The European Investment Bank (EIB), a financing institution of the European Union, has launched operations in Ukraine, saying that it has 500 million euros earmarked for investment into Ukrainian and Russian markets.

While preparations for the opening started last year, the bank was officially launched on Feb. 7, when Ukraine’s parliament ratified a June 2005 framework agreement.

Constantin Synadino, head of the Estonia, Latvia, Lithuania, Russia and Ukraine division of the EIB, said his bank will provide financing for government projects in the environmental protection, transportation, energy and telecommunications sectors.

The EIB plans to cooperate and co-finance projects in such sectors in connection with the European Bank for Reconstruction and Development, and with other international financial institutions active in Ukraine.

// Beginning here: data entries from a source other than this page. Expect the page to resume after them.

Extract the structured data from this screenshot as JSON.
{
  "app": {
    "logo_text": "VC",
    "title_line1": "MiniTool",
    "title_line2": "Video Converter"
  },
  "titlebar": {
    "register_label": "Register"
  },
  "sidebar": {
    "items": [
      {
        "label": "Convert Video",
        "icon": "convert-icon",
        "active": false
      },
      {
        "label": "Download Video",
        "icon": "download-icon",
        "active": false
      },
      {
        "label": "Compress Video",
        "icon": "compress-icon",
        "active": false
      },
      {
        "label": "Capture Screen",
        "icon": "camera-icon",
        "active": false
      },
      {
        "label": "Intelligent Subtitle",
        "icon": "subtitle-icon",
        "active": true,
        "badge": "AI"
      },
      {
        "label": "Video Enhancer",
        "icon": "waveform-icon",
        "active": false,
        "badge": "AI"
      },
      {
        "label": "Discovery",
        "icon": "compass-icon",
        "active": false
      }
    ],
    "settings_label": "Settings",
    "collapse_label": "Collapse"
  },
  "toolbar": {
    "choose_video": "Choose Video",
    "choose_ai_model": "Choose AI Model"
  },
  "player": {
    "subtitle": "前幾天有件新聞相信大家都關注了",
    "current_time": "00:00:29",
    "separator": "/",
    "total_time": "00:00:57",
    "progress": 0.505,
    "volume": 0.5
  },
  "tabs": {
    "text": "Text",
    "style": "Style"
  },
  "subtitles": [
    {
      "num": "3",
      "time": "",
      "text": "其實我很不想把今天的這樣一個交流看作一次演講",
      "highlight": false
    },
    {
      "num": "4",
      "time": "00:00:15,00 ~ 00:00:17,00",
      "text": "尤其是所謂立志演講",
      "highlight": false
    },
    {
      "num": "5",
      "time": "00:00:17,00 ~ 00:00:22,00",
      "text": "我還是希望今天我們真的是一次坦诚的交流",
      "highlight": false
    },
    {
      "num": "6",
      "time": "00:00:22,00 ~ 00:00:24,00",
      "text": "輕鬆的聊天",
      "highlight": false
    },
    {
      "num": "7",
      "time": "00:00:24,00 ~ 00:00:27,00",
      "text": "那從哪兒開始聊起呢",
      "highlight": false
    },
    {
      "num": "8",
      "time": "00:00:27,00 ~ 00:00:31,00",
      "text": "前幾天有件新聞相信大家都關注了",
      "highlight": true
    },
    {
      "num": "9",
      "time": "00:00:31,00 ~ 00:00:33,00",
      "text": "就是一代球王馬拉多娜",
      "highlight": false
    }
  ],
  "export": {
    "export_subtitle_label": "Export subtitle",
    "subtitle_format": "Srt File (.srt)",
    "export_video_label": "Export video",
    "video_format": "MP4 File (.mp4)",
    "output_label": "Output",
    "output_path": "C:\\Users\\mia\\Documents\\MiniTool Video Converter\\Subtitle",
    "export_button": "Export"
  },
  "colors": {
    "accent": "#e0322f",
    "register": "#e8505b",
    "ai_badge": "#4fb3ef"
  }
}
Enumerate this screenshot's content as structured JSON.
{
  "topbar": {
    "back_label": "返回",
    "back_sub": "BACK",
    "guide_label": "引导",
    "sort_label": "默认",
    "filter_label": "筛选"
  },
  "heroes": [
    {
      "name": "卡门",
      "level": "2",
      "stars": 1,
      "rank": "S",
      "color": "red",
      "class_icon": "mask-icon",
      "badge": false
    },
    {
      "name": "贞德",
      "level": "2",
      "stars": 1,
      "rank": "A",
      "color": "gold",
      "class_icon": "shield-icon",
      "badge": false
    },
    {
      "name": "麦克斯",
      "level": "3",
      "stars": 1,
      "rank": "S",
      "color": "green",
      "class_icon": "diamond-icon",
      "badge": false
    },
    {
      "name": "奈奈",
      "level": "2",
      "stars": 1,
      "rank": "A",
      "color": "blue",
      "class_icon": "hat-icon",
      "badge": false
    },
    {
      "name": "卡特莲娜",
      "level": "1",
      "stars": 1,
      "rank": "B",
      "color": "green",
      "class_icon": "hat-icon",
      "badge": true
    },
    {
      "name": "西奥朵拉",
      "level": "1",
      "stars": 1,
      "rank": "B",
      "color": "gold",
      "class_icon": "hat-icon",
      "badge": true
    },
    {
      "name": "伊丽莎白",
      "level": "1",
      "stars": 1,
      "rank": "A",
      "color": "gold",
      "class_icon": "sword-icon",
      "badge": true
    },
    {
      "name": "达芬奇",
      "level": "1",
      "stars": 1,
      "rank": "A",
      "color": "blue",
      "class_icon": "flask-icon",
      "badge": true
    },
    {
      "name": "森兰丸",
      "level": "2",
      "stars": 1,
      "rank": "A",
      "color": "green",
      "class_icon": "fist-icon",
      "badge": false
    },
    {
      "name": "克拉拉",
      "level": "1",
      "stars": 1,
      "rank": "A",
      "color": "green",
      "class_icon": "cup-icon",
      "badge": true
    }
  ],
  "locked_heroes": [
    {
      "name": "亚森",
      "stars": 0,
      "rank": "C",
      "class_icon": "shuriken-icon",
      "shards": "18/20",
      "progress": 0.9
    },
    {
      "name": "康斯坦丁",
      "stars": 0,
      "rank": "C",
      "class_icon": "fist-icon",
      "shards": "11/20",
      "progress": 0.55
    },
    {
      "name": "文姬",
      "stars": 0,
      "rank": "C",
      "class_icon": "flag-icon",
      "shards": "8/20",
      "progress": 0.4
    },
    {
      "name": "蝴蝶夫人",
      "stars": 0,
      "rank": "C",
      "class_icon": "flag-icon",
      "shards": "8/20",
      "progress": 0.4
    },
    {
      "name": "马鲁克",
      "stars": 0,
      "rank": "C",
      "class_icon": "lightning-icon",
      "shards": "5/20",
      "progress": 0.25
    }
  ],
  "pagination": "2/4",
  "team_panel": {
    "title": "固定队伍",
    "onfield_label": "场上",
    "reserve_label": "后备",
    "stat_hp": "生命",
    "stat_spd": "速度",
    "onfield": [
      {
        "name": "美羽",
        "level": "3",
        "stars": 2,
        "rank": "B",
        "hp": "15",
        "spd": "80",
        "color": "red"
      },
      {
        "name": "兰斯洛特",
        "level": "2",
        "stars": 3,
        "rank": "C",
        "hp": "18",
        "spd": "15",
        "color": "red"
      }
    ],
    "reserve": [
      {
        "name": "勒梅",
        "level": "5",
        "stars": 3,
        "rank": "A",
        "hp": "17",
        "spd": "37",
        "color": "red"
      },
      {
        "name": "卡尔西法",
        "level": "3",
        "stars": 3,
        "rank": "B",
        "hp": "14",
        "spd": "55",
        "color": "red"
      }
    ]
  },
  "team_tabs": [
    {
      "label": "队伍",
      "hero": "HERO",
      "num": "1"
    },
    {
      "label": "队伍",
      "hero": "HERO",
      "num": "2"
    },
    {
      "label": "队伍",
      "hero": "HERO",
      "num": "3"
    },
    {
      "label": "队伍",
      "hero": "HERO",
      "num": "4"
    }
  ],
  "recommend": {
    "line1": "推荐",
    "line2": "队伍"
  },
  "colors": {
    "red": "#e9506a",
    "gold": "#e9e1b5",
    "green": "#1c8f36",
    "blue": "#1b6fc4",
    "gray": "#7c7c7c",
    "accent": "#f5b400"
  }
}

In addition to the EBRD, the EIB joins two other Western lending institutions that have been active in Ukraine since the 1990s. They include the World Bank and the International Finance Corporation, the private sector financing arm of the World Bank. These financial institutions have invested $7.5 billion in more than 100 projects in Ukraine since 1991.

The EBRD and IFC fund private sector enterprises; the EIB and the World Bank finance state projects.

Synadino said the EIB is already eyeing roadway development projects in Ukraine. Funding projects in this sector in cooperation with the EBRD could be approved within months, he added.

Ukraine’s state roadway administration, Ukravtodor, announced Feb. 21 that it planned to raise 100 million euros from the EBRD to finish reconstruction of the Chop-Kyiv highway, which stretches from the Hungarian-Slovak border to the capital. An EBRD official told the Post that his bank has financed two Ukravtodor Chop-Kyiv highway projects, granting 175 million euros in financing to them since 2000.

The EIB has operated in Russia since July 2004 financing three environmental protection projects in St. Petersburg region valued at 85 million euros.

Synadino said the EIB is also eager to finance projects in Moldova and Belarus, adding that the EU Commission has not yet approved work in these countries.The EIB was set up in 1958 under the Treaty of Rome, which established the European Union, then known as the European Community. The EIB has since grown into an international financing institution active in dozens of countries worldwide.